Connaissez-vous Katharina Gallhuber ? À la surprise générale, l’Autrichienne a remporté la médaille de bronze du slalom aux Jeux olympiques de PyeongChang. Elle avait 20 ans et n’était jamais montée sur un podium de la Coupe du monde. Elle n’y est d’ailleurs pas retournée depuis.

Laurence St-Germain a assisté à l’exploit de Gallhuber en Corée du Sud. La skieuse de Saint-Ferréol-les-Neiges était elle-même très heureuse de sa 15place à ses premiers Jeux. Mais en observant la cérémonie du podium, elle s’est dit : pourquoi pas moi la prochaine fois ?

Près de quatre ans plus tard, St-Germain sent qu’elle s’approche. Au point d’oser en faire un objectif précis pour les prochains Jeux de Pékin, dans moins de 90 jours.

« Clairement, ça va être une surprise pour beaucoup de monde si j’ai une médaille. C’est quand même ce que je vise. Je suis rendue là dans ma progression. »

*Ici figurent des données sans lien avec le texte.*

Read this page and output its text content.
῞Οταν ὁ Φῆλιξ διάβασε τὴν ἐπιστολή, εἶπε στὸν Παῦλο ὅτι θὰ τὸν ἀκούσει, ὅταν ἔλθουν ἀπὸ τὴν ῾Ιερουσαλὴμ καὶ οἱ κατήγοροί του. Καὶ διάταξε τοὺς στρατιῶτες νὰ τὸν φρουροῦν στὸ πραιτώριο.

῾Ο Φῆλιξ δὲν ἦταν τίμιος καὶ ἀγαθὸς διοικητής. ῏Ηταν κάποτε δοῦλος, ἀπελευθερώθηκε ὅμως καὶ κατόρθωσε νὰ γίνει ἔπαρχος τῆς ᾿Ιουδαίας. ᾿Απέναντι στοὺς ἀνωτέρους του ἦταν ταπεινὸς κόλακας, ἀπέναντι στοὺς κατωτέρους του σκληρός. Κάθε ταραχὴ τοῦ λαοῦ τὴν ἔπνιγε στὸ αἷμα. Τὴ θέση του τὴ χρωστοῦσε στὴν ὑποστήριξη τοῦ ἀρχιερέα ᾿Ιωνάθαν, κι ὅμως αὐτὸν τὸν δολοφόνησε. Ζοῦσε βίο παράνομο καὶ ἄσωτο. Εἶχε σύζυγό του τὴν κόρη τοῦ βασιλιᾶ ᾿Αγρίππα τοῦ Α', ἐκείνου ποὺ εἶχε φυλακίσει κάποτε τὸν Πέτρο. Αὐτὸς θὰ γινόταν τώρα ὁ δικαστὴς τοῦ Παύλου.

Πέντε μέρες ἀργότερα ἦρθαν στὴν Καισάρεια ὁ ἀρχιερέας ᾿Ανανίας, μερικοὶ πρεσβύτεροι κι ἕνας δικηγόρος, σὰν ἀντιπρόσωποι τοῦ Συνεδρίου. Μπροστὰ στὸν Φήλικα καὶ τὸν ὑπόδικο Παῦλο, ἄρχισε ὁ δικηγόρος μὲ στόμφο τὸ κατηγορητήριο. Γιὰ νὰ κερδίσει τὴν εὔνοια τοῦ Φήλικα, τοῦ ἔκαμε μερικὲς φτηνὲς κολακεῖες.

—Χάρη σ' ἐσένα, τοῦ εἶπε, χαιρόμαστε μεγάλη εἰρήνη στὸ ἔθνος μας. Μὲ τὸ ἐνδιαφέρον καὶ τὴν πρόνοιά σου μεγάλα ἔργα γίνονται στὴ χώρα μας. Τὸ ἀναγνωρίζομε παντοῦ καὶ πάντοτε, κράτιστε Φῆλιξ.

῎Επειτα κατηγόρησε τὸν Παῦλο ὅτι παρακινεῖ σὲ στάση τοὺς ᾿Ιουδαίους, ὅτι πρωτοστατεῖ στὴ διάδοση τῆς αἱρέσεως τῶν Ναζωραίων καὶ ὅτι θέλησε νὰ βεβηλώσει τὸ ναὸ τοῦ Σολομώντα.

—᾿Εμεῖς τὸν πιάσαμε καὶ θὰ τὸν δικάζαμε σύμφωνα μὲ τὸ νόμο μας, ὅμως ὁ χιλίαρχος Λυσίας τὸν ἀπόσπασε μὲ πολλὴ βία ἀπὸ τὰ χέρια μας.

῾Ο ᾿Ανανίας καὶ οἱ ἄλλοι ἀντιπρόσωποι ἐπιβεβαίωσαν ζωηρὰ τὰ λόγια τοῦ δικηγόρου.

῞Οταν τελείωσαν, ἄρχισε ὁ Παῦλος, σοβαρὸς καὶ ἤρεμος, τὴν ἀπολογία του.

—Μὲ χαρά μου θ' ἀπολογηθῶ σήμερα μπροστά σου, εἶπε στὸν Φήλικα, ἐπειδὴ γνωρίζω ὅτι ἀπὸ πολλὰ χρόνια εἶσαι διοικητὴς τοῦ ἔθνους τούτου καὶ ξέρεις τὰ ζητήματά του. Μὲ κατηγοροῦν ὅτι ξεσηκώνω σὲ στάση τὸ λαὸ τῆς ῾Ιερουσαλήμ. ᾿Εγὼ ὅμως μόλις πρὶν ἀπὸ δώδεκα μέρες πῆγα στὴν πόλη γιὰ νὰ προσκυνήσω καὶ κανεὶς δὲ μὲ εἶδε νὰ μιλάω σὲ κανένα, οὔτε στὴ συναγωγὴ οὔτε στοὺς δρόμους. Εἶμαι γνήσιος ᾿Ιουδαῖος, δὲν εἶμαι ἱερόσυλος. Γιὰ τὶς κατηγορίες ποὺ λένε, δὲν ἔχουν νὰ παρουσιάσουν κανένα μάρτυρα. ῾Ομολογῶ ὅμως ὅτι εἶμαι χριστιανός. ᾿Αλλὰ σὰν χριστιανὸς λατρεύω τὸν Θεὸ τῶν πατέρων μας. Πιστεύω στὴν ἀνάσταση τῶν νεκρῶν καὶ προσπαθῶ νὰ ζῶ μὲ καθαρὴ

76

Sixième aux Championnats du monde de 2019, la slalomeuse n’a encore jamais atteint le podium en 47 départs en Coupe du monde. Au début de la dernière saison, elle a fini sixième et huitième aux épreuves d’ouverture de Levi. Elle a conclu l’hiver au huitième rang du classement de la discipline, un sommet personnel.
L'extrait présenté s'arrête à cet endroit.